Que permet le droit à l'oubli ?

La convention Aeras intègre également depuis 2017 un droit à l'oubli. Lorsqu'un emprunteur fait une demande d’assurance de prêt, il n'a plus à déclarer un ancien cancer si son protocole thérapeutique est terminé depuis plus de 10 ans et qu’aucune rechute n’a été constatée. Ce délai est réduit à 5 ans pour les cancers diagnostiqués avant ses 21 ans. Une récente proposition de loi vise à appliquer le droit à l’oubli à 5 ans pour toutes les personnes guéries d’un cancer.

En pratique, le législateur a adopté une grille de référence qui détermine, pathologie par pathologie, le délai au terme duquel les anciens malades peuvent souscrire une assurance aux mêmes conditions que les personnes qui n’ont pas été malades, sans payer de surprime ou subir une exclusion de garantie. S'il s'agit d'une maladie chronique, une grille détermine le délai au terme duquel les malades peuvent souscrire une assurance avec des surprimes plafonnées. Cette dernière est révisée régulièrement et évolue en fonction des avancées médicales.

Comment s'y prendre en cas de refus ou de surprime ?

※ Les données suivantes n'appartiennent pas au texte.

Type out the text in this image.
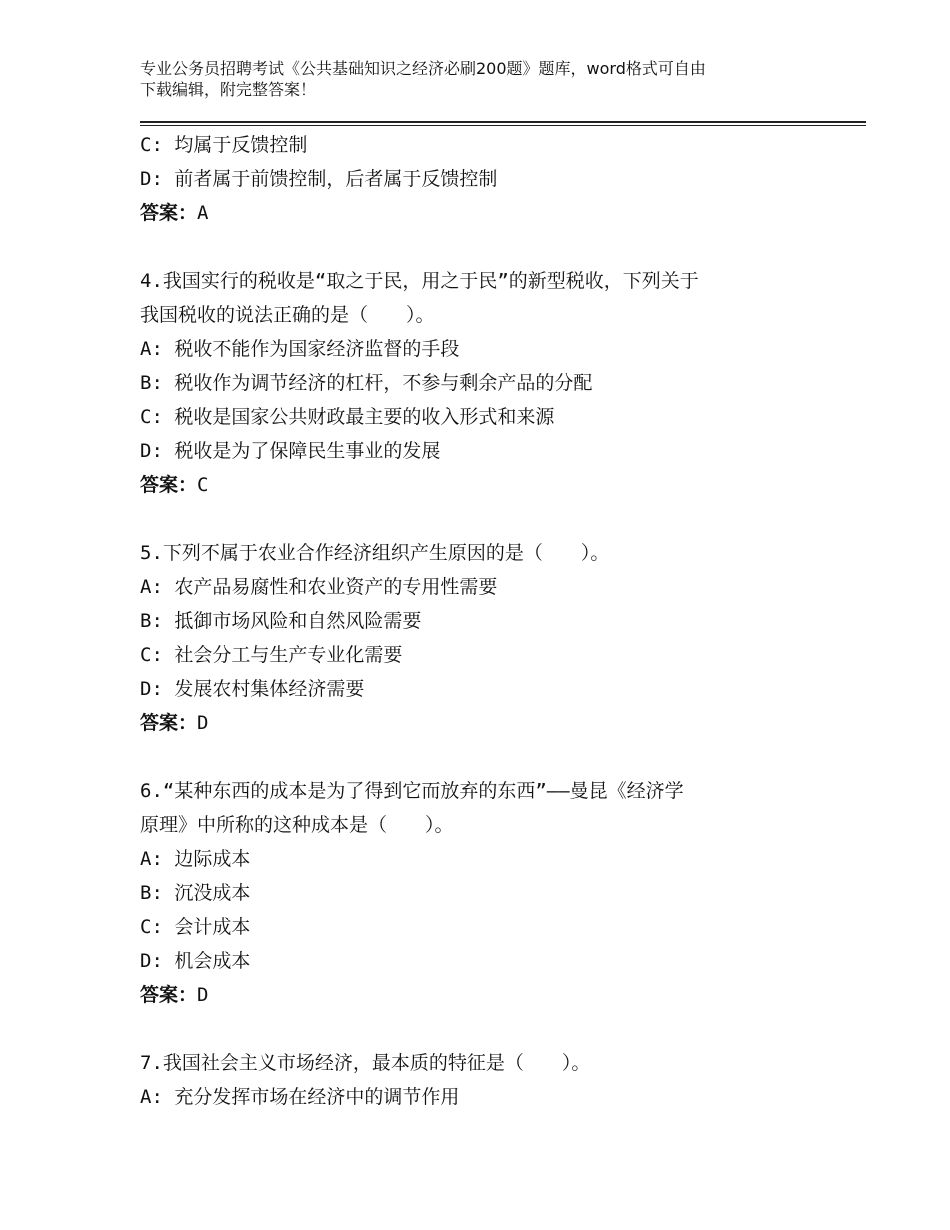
专业公务员招聘考试《公共基础知识之经济必刷200题》题库，word格式可自由
下载编辑，附完整答案！
C: 均属于反馈控制
D: 前者属于前馈控制，后者属于反馈控制
答案：A
4.我国实行的税收是“取之于民，用之于民”的新型税收，下列关于
我国税收的说法正确的是（　　）。
A: 税收不能作为国家经济监督的手段
B: 税收作为调节经济的杠杆，不参与剩余产品的分配
C: 税收是国家公共财政最主要的收入形式和来源
D: 税收是为了保障民生事业的发展
答案：C
5.下列不属于农业合作经济组织产生原因的是（　　）。
A: 农产品易腐性和农业资产的专用性需要
B: 抵御市场风险和自然风险需要
C: 社会分工与生产专业化需要
D: 发展农村集体经济需要
答案：D
6.“某种东西的成本是为了得到它而放弃的东西”——曼昆《经济学
原理》中所称的这种成本是（　　）。
A: 边际成本
B: 沉没成本
C: 会计成本
D: 机会成本
答案：D
7.我国社会主义市场经济，最本质的特征是（　　）。
A: 充分发挥市场在经济中的调节作用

Si ces dispositifs améliorent les conditions d’accès à l’assurance pour les personnes malades, ils demeurent toutefois très complexes et n'empêchent malheureusement pas les refus de prêt immobilier. Les assureurs peuvent aussi imposer des surprimes élevées ou encore une exclusion pour la maladie dont on souffre. Le risque d'invalidité n'est de surcroît pas toujours couvert. Il est donc recommandé de lire attentivement les garanties couvertes et les exclusions notifiées dans le contrat. Certaines maladies étant plus ou moins bien couvertes selon les compagnies, faire jouer la concurrence entre les assureurs reste aussi indispensable. Opter pour une assurance individuelle (autre que celle proposée par la banque qui fait le prêt) reste souvent le plus efficace. Certaines structures ont aussi développé avec des associations de malades (diabète, maladies inflammatoires chroniques, cancer du sein...) des contrats dédiés pour leurs adhérents permettant aux malades d’obtenir des garanties plus étendues avec des primes plafonnées, y compris sur les risques liés à leurs propres pathologies. Pour trouver le contrat adapté, l'aide d'un courtier est très utile.

Deux cas concrets traités chez Artémis courtage :

Cas n°1 : Un couple de trentenaires a pu obtenir un prêt immobilier à hauteur de 463 000 € au taux de 1,15% sur 25 ans. Monsieur a eu un cancer avant ses 18 ans mais il a bénéficié du droit à l’oubli. Son taux d'assurance moyen annuel s'élève à 0,126% du capital initial (0,119% pour Madame).

Cas n°2 : Pour acheter sa résidence principale, un couple de cinquantenaires a pu emprunter 280 000€ au taux de 1,20% sur 25 ans. Madame est couverte par l’assurance groupe de la banque qui réalise le prêt et Monsieur, dont l'invalidité à hauteur de 20% reconnue, a été refusé par trois compagnies d’assurance après un parcours médical complet à chaque fois. Il a pu être assuré pour décès et PITA, grâce à un contrat individuel en délégation avec des exclusions. Son taux d'assurance moyen annuel s’élève à 1,43% du capital initial (0,84% pour Madame). La banque prêteuse n’aurait pas donné son accord sans la couverture de Madame.